When a client is referred from a provider, a care management team member will contact the client and complete an assessment to determine the client’s level of participation and assess the client’s needs. Then, a member of the care management team will regularly contact the client to remind him or her to: receive their annual preventive screenings; make follow-up appointments with their provider as needed; and comply with their provider’s plan of care. To get started, contact Optum by email at firstname.lastname@example.org or call 888-545-1710.
It comes as no surprise that the top five percent of Medicaid members accounted for 51 percent of the program’s costs in 2015. Even more specifically the top 1 percent of that 5 percent account for 21 percent of the 51 percent of total Medicaid spending.
Head spinning yet? In a nutshell, the Wyoming Medicaid program has identified a number of what it refers to as super utilizers who account for a disproportionate amount of state spending. The Medicaid program is interested in working with Wyoming physicians to get that group into managed care.
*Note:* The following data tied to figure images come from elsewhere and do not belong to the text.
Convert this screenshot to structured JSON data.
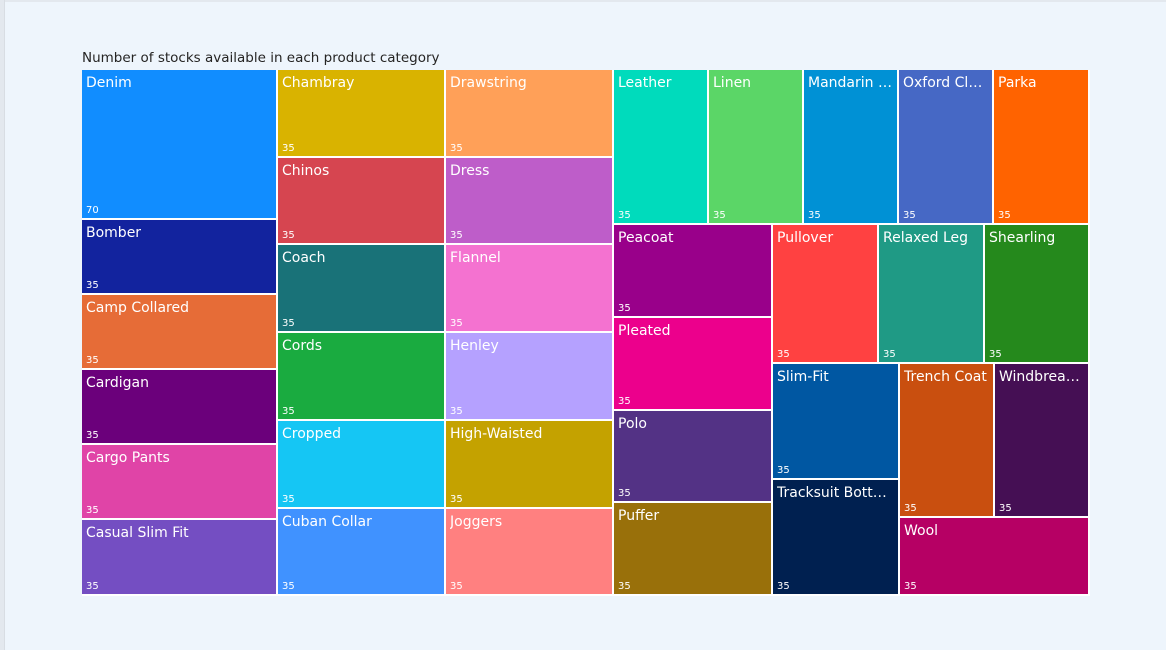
{
  "chart_data": {
    "type": "treemap",
    "title": "Number of stocks available in each product category",
    "items": [
      {
        "label": "Denim",
        "value": 70,
        "color": "#118dff"
      },
      {
        "label": "Bomber",
        "value": 35,
        "color": "#12239e"
      },
      {
        "label": "Camp Collared",
        "value": 35,
        "color": "#e66c37"
      },
      {
        "label": "Cardigan",
        "value": 35,
        "color": "#6b007b"
      },
      {
        "label": "Cargo Pants",
        "value": 35,
        "color": "#e044a7"
      },
      {
        "label": "Casual Slim Fit",
        "value": 35,
        "color": "#744ec2"
      },
      {
        "label": "Chambray",
        "value": 35,
        "color": "#d9b300"
      },
      {
        "label": "Chinos",
        "value": 35,
        "color": "#d64550"
      },
      {
        "label": "Coach",
        "value": 35,
        "color": "#197278"
      },
      {
        "label": "Cords",
        "value": 35,
        "color": "#1aab40"
      },
      {
        "label": "Cropped",
        "value": 35,
        "color": "#15c6f4"
      },
      {
        "label": "Cuban Collar",
        "value": 35,
        "color": "#4092ff"
      },
      {
        "label": "Drawstring",
        "value": 35,
        "color": "#ffa058"
      },
      {
        "label": "Dress",
        "value": 35,
        "color": "#be5dc9"
      },
      {
        "label": "Flannel",
        "value": 35,
        "color": "#f472d0"
      },
      {
        "label": "Henley",
        "value": 35,
        "color": "#b5a1ff"
      },
      {
        "label": "High-Waisted",
        "value": 35,
        "color": "#c4a200"
      },
      {
        "label": "Joggers",
        "value": 35,
        "color": "#ff8080"
      },
      {
        "label": "Leather",
        "value": 35,
        "color": "#00dbbc"
      },
      {
        "label": "Linen",
        "value": 35,
        "color": "#5bd667"
      },
      {
        "label": "Mandarin C...",
        "value": 35,
        "color": "#0091d5"
      },
      {
        "label": "Oxford Cloth",
        "value": 35,
        "color": "#4668c5"
      },
      {
        "label": "Parka",
        "value": 35,
        "color": "#ff6300"
      },
      {
        "label": "Peacoat",
        "value": 35,
        "color": "#99008a"
      },
      {
        "label": "Pleated",
        "value": 35,
        "color": "#ec008c"
      },
      {
        "label": "Polo",
        "value": 35,
        "color": "#533285"
      },
      {
        "label": "Puffer",
        "value": 35,
        "color": "#99700a"
      },
      {
        "label": "Pullover",
        "value": 35,
        "color": "#ff4141"
      },
      {
        "label": "Relaxed Leg",
        "value": 35,
        "color": "#1f9a85"
      },
      {
        "label": "Shearling",
        "value": 35,
        "color": "#25891c"
      },
      {
        "label": "Slim-Fit",
        "value": 35,
        "color": "#0057a2"
      },
      {
        "label": "Tracksuit Bottoms",
        "value": 35,
        "color": "#002050"
      },
      {
        "label": "Trench Coat",
        "value": 35,
        "color": "#c94f0f"
      },
      {
        "label": "Windbreaker",
        "value": 35,
        "color": "#450f54"
      },
      {
        "label": "Wool",
        "value": 35,
        "color": "#b60064"
      }
    ]
  }
}
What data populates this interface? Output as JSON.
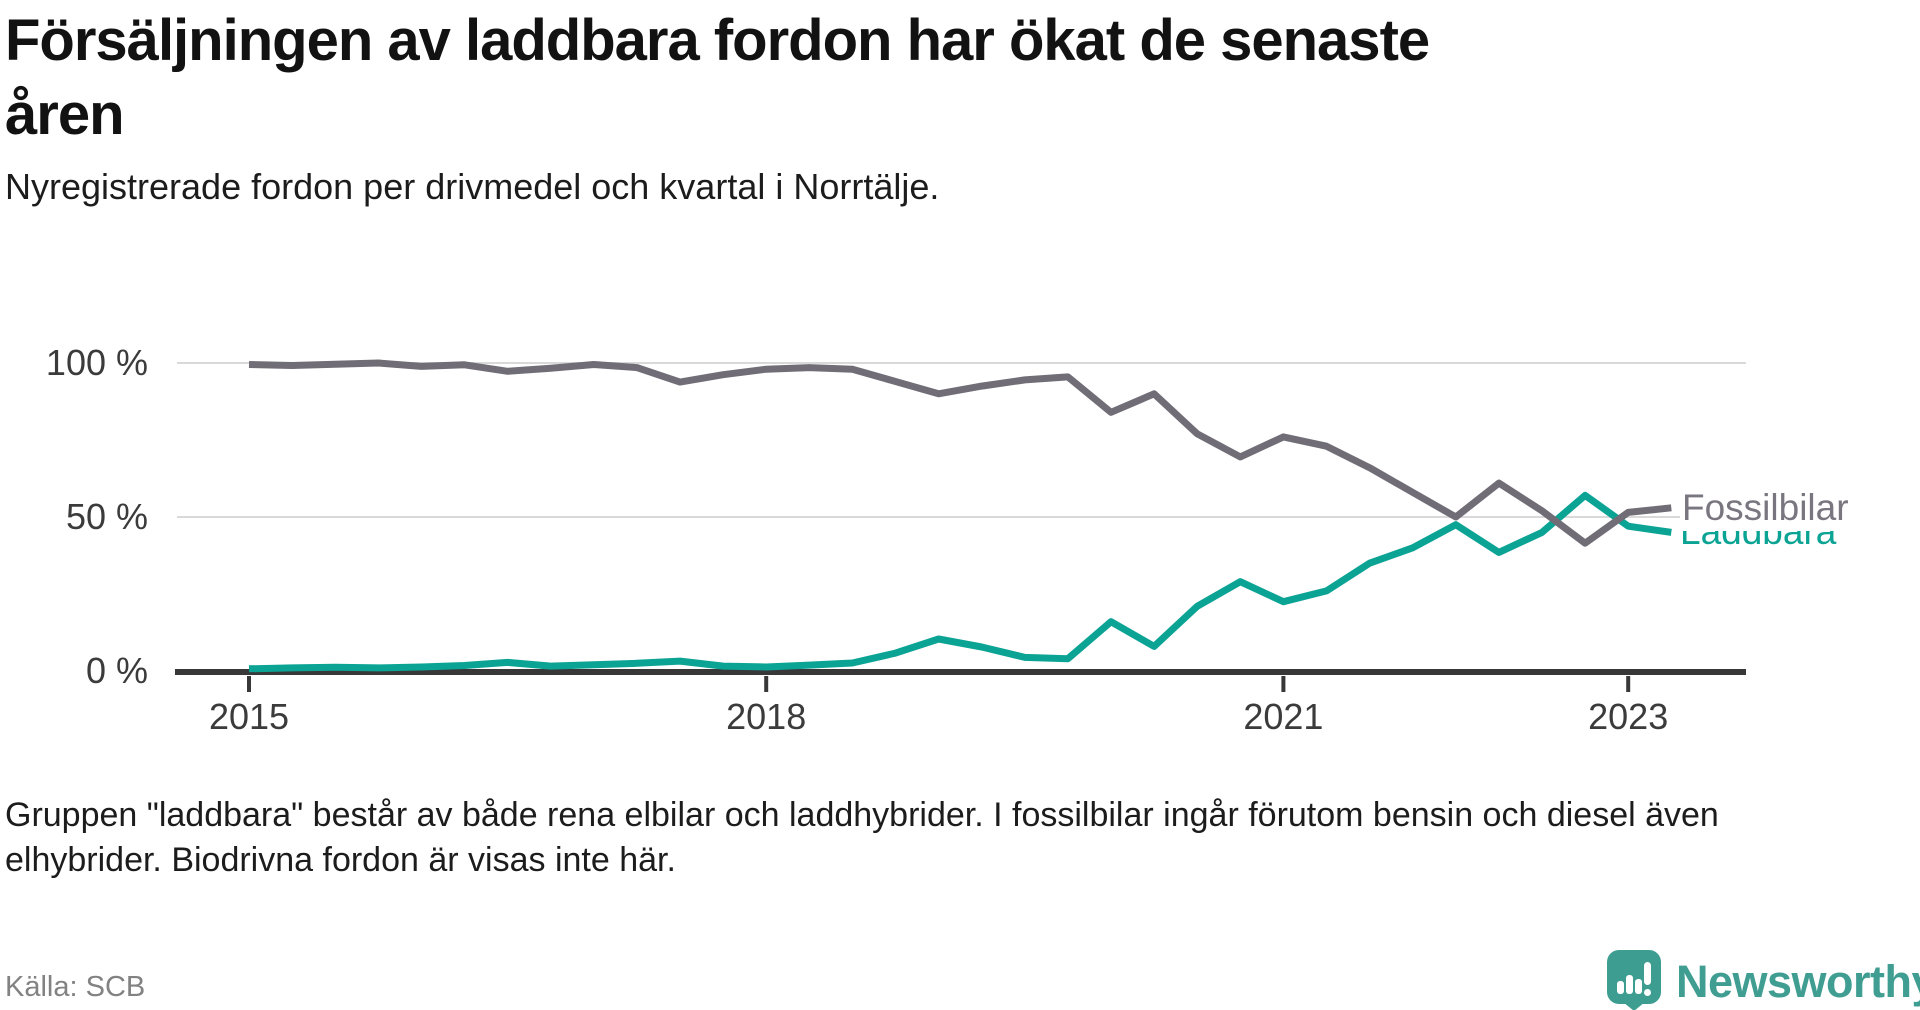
{
  "header": {
    "title_line1": "Försäljningen av laddbara fordon har ökat de senaste",
    "title_line2": "åren",
    "subtitle": "Nyregistrerade fordon per drivmedel och kvartal i Norrtälje."
  },
  "chart_data": {
    "type": "line",
    "title": "Försäljningen av laddbara fordon har ökat de senaste åren",
    "subtitle": "Nyregistrerade fordon per drivmedel och kvartal i Norrtälje.",
    "x_start": 2015,
    "x_step": 0.25,
    "categories": [
      "2015 Q1",
      "2015 Q2",
      "2015 Q3",
      "2015 Q4",
      "2016 Q1",
      "2016 Q2",
      "2016 Q3",
      "2016 Q4",
      "2017 Q1",
      "2017 Q2",
      "2017 Q3",
      "2017 Q4",
      "2018 Q1",
      "2018 Q2",
      "2018 Q3",
      "2018 Q4",
      "2019 Q1",
      "2019 Q2",
      "2019 Q3",
      "2019 Q4",
      "2020 Q1",
      "2020 Q2",
      "2020 Q3",
      "2020 Q4",
      "2021 Q1",
      "2021 Q2",
      "2021 Q3",
      "2021 Q4",
      "2022 Q1",
      "2022 Q2",
      "2022 Q3",
      "2022 Q4",
      "2023 Q1",
      "2023 Q2"
    ],
    "series": [
      {
        "name": "Fossilbilar",
        "color": "#706d77",
        "label_color": "#7a7680",
        "values": [
          99.5,
          99.2,
          99.6,
          100,
          98.9,
          99.4,
          97.3,
          98.3,
          99.5,
          98.5,
          93.8,
          96.2,
          98,
          98.5,
          98,
          94,
          90,
          92.5,
          94.5,
          95.5,
          84,
          90,
          77,
          69.5,
          76,
          73,
          66,
          58,
          50,
          61,
          52,
          41.5,
          51.5,
          53
        ]
      },
      {
        "name": "Laddbara",
        "color": "#0ba394",
        "label_color": "#0ba394",
        "values": [
          0.7,
          1,
          1.2,
          1,
          1.3,
          1.8,
          2.8,
          1.6,
          2,
          2.5,
          3.2,
          1.6,
          1.3,
          1.9,
          2.6,
          5.8,
          10.4,
          7.8,
          4.4,
          4,
          16,
          8,
          21,
          29,
          22.5,
          26,
          35,
          40,
          47.5,
          38.5,
          45,
          57,
          47,
          45
        ]
      }
    ],
    "x_ticks": [
      {
        "label": "2015",
        "t": 2015
      },
      {
        "label": "2018",
        "t": 2018
      },
      {
        "label": "2021",
        "t": 2021
      },
      {
        "label": "2023",
        "t": 2023
      }
    ],
    "y_ticks": [
      {
        "label": "100 %",
        "v": 100
      },
      {
        "label": "50 %",
        "v": 50
      },
      {
        "label": "0 %",
        "v": 0
      }
    ],
    "ylim": [
      0,
      100
    ],
    "grid": "horizontal",
    "legend_position": "line-end-labels-right",
    "unit": "%"
  },
  "footer": {
    "note_line1": "Gruppen \"laddbara\" består av både rena elbilar och laddhybrider. I fossilbilar ingår förutom bensin och diesel även",
    "note_line2": "elhybrider. Biodrivna fordon är visas inte här.",
    "source": "Källa: SCB"
  },
  "branding": {
    "name": "Newsworthy",
    "color": "#3f9d91",
    "icon": "newsworthy-pin-barchart-icon"
  }
}
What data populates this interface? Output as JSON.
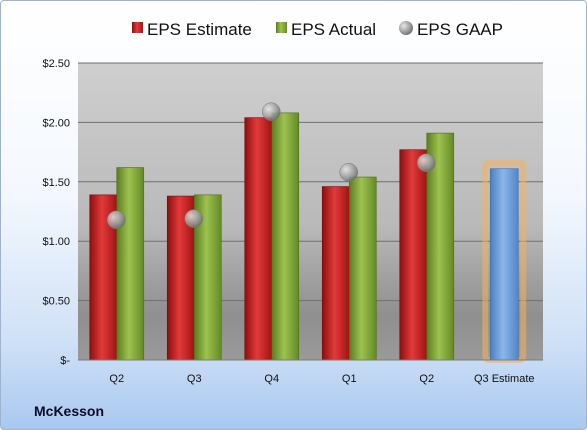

Bush points out the Medicaid super utilizer is generally an individual with a set of interacting physical and behavioral health problems such as chronic diseases, asthma, diabetes, COPD and other conditions which make it difficult to manage their own health. According to state numbers, the average super utilizer is actually 73 percent female between the ages of 45-49, with 58 percent of these patients on social security insurance.
The program has developed two prospective risk-score methods – one a clinical risk and the other a utilization risk for those who have many uses of the emergency department over the last 13 months.
Bush says the state has already identified the 1,500 highest risk clients, using scales that measure clinical risk and utilization risk, and randomly assigned 750 into treatment and control groups for research sake. The treatment list has been given to Optum, which has contracted with Wyoming for care management under the name of WyHealth. Five hundred clients will receive intensive in-person care coordination with the state tracking outcomes through Aug. 2017. The state hopes to answer the questions of which clients are most impactful; what methods work best at identifying future high-cost clients; and what kind of savings can be achieved.
If all goes well, the state will continue the program and, instead of using Optum, will contract the care management to entities made up of primary care, behavioral health, EMS, hospitals, and case managers. The hope is to eventually move to a regional model where these groups come together to create a new organization for case management. These regional entities could then directly receive the case management fees and share savings with the State.
At this point WyHealth is reaching out to providers that practices’ superutilizers to help them with more extensive case management than most practices can provide. The Dept. of Health is continuing to refine the regional model requirements to maximize success with the regional entity structure. In 2018, the RFP process for the program will get underway.